Packer doesn’t use the term anomie, but he sees these
contrived ceremonies as an effort to overcome it.
Having learned to dispense with traditional rituals and
ceremonies, to say nothing of customs and mores, we moderns find ourselves lost and
adrift, detached from our cultural moorings, trying to find a way home.
Packer explains:
That’s
the nature of manufactured customs and instant traditions. They emerge from an
atomized society in order to fill a perceived void where real ceremonies used
to be, and they end by reflecting that society’s narcissism. Is it too much to
say that gender-reveal parties are a mild symptom of cultural despair?
In a world where we pride ourselves in our belief in
science and where the more sophisticated among us reject all religious practices,
we have shredded the social fabric and the cultural traditions that would ground
our human identity.
Packer sees that the anomie produced by the modern world has elicited a strong counter-reaction or backlash.

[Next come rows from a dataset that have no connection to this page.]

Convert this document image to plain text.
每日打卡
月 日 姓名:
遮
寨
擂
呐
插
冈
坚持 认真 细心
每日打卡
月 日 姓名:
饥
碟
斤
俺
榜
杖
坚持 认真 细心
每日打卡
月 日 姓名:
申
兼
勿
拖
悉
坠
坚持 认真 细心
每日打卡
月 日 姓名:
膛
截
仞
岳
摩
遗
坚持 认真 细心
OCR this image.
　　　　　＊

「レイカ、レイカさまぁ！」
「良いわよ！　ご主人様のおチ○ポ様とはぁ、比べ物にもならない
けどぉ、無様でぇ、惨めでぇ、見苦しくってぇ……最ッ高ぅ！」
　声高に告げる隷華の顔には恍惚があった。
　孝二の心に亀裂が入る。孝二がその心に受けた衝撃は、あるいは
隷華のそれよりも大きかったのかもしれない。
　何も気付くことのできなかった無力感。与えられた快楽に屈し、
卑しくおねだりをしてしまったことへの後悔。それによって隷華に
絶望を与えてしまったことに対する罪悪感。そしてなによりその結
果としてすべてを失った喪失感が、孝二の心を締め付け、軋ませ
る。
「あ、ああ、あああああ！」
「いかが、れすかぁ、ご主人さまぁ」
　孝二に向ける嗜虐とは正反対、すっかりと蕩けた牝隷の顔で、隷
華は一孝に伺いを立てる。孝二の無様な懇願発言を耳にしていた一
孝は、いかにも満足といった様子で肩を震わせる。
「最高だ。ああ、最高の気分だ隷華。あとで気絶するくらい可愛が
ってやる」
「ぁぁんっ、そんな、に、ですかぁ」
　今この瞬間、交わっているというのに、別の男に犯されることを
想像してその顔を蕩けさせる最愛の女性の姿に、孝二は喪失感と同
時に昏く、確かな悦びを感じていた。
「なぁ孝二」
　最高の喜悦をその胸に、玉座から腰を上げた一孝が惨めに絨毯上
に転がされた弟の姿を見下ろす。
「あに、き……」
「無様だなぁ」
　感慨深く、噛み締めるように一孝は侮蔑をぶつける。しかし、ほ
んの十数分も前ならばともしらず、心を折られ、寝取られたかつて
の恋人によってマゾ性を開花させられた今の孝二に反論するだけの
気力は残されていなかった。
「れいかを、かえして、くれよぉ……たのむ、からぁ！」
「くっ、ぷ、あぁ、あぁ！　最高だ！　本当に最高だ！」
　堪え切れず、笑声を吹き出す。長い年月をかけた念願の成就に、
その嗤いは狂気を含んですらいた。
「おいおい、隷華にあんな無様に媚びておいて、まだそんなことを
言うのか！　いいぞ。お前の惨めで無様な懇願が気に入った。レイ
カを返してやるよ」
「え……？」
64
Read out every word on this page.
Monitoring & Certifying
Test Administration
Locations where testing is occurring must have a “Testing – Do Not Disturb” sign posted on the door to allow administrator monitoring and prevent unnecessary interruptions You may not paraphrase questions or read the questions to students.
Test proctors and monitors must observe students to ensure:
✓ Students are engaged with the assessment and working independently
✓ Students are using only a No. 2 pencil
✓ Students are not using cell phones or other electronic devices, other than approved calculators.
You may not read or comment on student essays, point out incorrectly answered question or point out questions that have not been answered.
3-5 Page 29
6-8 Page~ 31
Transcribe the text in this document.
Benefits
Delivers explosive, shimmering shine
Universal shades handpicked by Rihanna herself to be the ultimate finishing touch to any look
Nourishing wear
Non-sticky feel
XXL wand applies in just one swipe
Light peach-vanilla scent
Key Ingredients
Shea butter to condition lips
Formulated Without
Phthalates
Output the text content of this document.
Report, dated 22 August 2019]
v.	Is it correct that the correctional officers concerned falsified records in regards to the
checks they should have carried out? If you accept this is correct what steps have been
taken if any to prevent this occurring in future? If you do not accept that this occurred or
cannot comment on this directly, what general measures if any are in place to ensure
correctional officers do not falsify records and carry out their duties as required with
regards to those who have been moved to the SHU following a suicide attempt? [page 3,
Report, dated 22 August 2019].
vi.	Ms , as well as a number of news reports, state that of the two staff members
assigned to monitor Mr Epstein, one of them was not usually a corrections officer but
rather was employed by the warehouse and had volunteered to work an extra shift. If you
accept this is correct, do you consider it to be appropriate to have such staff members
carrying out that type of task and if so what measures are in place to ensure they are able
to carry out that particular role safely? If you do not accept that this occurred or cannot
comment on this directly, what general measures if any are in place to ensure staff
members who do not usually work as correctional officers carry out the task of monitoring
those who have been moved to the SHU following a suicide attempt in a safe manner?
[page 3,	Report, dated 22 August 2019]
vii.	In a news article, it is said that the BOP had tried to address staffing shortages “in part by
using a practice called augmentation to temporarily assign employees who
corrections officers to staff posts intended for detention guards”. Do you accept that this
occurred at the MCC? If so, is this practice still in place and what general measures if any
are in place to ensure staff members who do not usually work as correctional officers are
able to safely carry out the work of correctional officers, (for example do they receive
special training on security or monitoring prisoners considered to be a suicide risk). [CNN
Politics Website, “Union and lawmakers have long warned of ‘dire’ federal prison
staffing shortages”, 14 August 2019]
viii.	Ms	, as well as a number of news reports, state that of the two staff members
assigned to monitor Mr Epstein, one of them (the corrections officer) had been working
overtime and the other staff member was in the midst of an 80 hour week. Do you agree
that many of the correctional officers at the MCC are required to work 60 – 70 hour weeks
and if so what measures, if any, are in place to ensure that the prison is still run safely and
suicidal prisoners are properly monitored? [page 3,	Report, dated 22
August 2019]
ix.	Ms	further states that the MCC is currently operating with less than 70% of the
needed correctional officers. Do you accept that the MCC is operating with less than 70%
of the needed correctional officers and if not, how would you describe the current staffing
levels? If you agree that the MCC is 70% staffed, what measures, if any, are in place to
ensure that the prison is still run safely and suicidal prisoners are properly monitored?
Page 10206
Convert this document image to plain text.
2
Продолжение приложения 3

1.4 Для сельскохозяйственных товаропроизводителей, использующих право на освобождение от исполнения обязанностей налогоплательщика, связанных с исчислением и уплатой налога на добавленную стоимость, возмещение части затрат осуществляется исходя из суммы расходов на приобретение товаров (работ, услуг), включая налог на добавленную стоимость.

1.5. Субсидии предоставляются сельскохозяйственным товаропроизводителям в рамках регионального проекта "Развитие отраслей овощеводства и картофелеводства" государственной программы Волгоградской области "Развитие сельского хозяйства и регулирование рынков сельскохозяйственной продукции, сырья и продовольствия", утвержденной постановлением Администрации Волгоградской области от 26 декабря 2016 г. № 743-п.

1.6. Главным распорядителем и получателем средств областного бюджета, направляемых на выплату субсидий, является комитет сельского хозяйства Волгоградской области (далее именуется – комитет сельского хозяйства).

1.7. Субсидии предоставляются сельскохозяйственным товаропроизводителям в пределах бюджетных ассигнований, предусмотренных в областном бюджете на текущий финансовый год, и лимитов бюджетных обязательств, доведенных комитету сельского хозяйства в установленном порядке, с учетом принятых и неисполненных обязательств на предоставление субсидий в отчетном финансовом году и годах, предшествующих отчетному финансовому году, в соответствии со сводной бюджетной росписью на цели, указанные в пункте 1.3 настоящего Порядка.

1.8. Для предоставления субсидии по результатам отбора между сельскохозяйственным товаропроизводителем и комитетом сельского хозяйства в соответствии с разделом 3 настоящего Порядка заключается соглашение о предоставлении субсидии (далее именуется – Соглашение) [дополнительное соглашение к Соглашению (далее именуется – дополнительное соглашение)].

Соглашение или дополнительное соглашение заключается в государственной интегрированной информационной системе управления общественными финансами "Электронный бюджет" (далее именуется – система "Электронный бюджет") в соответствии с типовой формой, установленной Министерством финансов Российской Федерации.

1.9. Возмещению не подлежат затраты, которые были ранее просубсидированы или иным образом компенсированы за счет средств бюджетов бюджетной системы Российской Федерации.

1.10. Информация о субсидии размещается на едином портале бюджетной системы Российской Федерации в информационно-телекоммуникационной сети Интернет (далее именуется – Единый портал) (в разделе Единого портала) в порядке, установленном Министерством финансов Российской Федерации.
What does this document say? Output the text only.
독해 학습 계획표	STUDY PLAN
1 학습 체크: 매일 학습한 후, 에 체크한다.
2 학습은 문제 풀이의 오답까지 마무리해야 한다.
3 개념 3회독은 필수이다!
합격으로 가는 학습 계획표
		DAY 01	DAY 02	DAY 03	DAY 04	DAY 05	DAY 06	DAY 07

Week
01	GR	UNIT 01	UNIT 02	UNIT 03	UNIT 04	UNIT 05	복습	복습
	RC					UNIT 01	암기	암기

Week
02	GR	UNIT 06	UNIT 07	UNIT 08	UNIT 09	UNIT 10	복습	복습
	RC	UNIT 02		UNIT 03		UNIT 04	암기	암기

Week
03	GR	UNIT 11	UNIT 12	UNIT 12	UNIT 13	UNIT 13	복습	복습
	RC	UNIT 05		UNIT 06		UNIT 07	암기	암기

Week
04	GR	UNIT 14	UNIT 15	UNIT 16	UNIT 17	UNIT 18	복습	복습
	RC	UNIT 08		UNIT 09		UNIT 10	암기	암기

People who should know better are embracing some of the strangest and more
extreme forms of social cohesion… even extremist ideologies… because being
alone and detached and disconnected is intolerable.
In Packer’s words:
If, like millions of Americans, you’re secular and the traditions of a church or temple have no hold on you, or if you’re assimilated and ethnic identity has faded away, then what is there to sustain you on the lonely path through a turbulent, rootless, uncertain world? Science might not be enough, which is why so many educated people have turned against it and adopted hostile theories about childhood vaccination. This is the same disenchantment that has produced religious revivalism through much of the world. The same emptiness that afflicts modern life leads doctors in Cairo and Karachi to vote for doctrinaire Islamists, stay-at-home moms in suburban Colorado and rural Minnesota to dig in as evangelicals, Web designers in Silicon Valley and Park Slope to make a cult of yoga while rejecting pasteurized milk, and Americans everywhere to throw parties with cupcakes filled with pink or blue custard.
Many of the commenters on The New Yorker site have found Packer to be overly cynical. I do not. They feel that he has no right to mock an event that they consider to be wholesome fun, fraught with meaning.
Their comments suggest that they have bought into many of
the types of contrived ceremonies that Packer ridicules, and take serious
umbrage at the harsh light that he casts on them.
One might say—I would—that Packer is asserting the value of
traditional ceremonies and rituals and telling us to think twice before
replacing them with contrived ceremonies and rituals.
With all due respect for commenter sensitivity, Packer is
correct. Not all ceremonies deserve the same respect. Making public a moment
that has always been shared privately by a couple and their physician or
midwife is a bad idea.
For my part I would add one ironic note. At a time when the
nation is awash in gender-bending silliness, it is worth noting that gender-reveal
ceremonies do assert the supreme importance of gender.
If these reveals need a saving grace, I recommend their
effort to counteract the mindless trend toward gender neutering.